Para Bráulio Borges, economista-sênior da LCA Intelligence e pesquisador-associado do FGV/Ibre (Instituto Brasileiro de Economia), o contingenciamento vai ser a grande peça para a reconstrução da credibilidade fiscal.

“Não há dúvida que ela está no chão, abalada”, diz.

De acordo com ele, o contigenciamento e o bloqueio são o principal evento fiscal que pode impactar as expectativas agora no começo desse ano.

Na sua avaliação, uma conta de partida seria a necessidade de R$ 30 bilhões de contingenciamento, olhando só pelo lado da receita. Ele ressalta que a forma de regulamentação das medidas do pacote será importante para calibrar a necessidade do ajuste fiscal deste ano.

ENTENDA A DIFERENÇA ENTRE BLOQUEIO E CONTINGENCIAMENTO

O novo arcabouço fiscal determina que o governo observe duas regras: um limite de gastos e uma meta de resultado primário (verificada a partir da diferença entre receitas e despesas, descontado o serviço da dívida pública).

Ao longo do ano, conforme mudam as projeções para atividade econômica, inflação ou das próprias necessidades dos ministérios para honrar despesas obrigatórias, o governo pode precisar fazer ajustes para garantir o cumprimento das duas regras.

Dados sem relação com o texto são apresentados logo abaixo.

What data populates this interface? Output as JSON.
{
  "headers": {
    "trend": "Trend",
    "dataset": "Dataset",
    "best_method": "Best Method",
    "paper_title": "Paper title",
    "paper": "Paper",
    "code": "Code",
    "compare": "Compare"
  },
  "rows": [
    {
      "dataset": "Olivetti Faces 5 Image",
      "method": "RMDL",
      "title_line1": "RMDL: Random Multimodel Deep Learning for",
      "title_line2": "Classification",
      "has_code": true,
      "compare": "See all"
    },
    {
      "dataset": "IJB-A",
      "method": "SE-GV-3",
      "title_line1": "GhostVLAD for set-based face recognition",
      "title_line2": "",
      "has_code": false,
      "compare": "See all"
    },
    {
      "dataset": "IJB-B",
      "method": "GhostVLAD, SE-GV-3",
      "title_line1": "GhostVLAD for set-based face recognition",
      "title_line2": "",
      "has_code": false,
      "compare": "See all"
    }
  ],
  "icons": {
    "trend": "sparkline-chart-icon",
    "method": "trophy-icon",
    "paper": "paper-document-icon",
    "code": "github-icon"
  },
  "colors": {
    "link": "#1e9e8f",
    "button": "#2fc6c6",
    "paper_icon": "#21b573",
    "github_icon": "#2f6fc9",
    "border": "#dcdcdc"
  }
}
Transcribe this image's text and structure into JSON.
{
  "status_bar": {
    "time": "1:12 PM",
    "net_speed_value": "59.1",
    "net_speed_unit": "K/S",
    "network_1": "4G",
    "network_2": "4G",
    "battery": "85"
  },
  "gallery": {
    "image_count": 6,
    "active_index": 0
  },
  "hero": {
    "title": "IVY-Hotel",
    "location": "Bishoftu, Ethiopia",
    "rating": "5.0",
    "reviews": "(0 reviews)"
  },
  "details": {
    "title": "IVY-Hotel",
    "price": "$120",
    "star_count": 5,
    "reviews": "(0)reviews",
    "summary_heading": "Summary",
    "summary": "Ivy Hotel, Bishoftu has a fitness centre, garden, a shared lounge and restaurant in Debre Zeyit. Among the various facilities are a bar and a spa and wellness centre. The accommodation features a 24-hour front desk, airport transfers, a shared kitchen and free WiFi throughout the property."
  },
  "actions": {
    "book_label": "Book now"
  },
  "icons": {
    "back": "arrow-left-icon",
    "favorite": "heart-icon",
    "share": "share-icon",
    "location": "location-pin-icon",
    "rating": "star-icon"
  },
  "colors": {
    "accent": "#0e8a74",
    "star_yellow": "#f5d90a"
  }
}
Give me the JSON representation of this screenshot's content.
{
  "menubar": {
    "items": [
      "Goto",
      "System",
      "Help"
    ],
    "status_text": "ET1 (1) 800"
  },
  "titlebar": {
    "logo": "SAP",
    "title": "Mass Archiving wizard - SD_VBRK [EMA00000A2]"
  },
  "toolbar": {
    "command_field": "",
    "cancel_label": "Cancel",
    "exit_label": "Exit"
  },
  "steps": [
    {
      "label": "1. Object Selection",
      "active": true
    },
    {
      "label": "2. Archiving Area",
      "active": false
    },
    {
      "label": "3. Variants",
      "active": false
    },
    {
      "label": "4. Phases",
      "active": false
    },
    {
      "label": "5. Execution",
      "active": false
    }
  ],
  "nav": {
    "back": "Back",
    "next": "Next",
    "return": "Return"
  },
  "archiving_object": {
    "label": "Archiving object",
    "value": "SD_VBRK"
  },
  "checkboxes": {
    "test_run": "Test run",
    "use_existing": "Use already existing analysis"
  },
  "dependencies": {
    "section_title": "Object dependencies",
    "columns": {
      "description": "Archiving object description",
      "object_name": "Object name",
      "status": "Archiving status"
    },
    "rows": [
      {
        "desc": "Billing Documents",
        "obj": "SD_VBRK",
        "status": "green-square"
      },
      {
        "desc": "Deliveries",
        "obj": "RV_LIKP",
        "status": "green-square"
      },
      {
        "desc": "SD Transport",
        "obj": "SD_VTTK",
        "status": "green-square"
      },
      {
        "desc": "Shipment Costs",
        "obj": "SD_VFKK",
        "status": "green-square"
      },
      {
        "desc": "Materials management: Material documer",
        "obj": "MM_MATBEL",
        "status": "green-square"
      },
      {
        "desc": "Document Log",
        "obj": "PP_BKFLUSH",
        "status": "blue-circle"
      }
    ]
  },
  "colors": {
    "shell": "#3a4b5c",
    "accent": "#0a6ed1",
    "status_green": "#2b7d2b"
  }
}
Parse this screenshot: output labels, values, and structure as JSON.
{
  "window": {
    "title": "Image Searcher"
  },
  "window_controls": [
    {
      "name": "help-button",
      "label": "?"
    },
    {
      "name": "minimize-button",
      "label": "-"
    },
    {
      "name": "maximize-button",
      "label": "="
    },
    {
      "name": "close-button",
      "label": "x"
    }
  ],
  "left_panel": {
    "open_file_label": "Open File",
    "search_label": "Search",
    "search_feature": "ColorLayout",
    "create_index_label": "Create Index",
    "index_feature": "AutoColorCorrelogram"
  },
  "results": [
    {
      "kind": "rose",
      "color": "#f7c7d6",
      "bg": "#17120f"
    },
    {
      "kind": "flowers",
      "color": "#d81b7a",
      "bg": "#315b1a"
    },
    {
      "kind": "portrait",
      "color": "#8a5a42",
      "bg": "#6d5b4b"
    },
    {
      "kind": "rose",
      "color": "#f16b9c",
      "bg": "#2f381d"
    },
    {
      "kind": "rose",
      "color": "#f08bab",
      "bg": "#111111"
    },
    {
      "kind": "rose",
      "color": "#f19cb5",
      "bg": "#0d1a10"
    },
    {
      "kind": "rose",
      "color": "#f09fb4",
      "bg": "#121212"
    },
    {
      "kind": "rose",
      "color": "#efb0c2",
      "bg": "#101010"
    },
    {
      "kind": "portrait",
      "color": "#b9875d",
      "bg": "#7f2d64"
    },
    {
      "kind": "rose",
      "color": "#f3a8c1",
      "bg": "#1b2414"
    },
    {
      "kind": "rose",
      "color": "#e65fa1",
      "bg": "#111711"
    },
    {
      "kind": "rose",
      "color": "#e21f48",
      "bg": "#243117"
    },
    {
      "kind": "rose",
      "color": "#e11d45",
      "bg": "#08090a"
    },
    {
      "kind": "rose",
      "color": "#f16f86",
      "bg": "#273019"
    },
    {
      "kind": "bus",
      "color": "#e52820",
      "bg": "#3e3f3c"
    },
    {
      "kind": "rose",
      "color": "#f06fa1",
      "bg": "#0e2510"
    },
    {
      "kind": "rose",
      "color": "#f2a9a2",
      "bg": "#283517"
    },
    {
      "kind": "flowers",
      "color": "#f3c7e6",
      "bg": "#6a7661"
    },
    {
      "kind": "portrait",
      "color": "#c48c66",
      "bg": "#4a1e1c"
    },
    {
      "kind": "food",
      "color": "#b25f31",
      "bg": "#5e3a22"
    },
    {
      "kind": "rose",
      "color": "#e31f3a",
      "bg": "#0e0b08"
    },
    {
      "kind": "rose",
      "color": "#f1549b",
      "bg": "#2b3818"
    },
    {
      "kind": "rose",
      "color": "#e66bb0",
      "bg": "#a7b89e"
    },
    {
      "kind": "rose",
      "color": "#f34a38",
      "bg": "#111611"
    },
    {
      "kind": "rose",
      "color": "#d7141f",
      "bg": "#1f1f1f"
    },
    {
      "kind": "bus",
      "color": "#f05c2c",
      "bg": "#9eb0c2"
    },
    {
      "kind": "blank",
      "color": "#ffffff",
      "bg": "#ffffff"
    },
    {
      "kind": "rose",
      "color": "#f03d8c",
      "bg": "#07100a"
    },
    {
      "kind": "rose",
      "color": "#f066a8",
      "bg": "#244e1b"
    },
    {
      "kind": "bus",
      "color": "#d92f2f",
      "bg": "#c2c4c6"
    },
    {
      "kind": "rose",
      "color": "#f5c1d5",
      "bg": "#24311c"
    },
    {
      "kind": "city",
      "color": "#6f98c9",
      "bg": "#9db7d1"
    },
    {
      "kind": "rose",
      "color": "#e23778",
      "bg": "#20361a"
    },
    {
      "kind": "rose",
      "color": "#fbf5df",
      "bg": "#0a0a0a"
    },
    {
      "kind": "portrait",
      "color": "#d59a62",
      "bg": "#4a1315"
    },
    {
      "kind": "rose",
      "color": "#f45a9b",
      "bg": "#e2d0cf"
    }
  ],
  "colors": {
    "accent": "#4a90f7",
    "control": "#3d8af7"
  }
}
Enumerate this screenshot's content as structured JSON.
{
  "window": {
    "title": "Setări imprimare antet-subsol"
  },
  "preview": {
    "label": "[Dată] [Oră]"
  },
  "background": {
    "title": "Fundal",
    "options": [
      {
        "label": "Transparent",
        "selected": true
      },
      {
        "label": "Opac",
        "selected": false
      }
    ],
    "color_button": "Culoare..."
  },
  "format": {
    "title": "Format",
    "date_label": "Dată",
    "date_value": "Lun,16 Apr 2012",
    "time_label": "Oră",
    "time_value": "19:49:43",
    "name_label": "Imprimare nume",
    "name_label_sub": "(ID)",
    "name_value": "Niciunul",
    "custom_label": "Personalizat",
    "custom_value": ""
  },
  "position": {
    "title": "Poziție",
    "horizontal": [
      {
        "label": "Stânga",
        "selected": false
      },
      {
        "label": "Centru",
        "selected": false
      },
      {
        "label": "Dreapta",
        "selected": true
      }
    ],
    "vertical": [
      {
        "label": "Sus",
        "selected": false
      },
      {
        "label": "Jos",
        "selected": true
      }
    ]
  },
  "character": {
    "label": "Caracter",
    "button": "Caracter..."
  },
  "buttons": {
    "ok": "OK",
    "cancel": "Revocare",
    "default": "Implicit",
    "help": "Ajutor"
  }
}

Se o cenário é de aumento das despesas obrigatórias, é necessário fazer um bloqueio.

Se as estimativas apontam uma perda de arrecadação, o instrumento adequado é o contingenciamento.

Na prática, porém, o efeito acaba sendo o mesmo: o congelamento de recursos disponibilizados aos ministérios.

Como funciona o bloqueio

O governo segue um limite de despesas, distribuído entre gastos obrigatórios (benefícios previdenciários, salários do funcionalismo, pisos de Saúde e Educação) e discricionários (investimentos e custeio de atividades administrativas).

Quando a projeção de uma despesa obrigatória sobe, o governo precisa fazer um bloqueio nas discricionárias para garantir que haverá espaço suficiente dentro do Orçamento para honrar todas as obrigações.

Como funciona o contingenciamento

O governo segue uma meta fiscal, que mostra se há compromisso de arrecadar mais do que gastar (superávit) ou previsão de que as despesas superem as receitas (déficit). Neste ano, o governo estipulou uma meta zero, que pressupõe equilíbrio entre receitas e despesas.

Como a despesa não pode subir para além do limite, o principal risco ao cumprimento da meta vem das flutuações na arrecadação. Se as projeções indicam uma receita menos pujante, o governo pode repor o valor com outras medidas, desde que tecnicamente fundamentadas, ou efetuar um contingenciamento sobre as despesas.

Pode haver situação de bloqueio e contingenciamento juntos?

Sim. Não é este o cenário atual, mas é possível que, numa situação hipotética de piora da arrecadação e alta nas despesas obrigatórias, o governo precise aplicar tanto o bloqueio quanto o contingenciamento. Neste caso, o impacto sobre as despesas discricionárias seria a soma dos dois valores.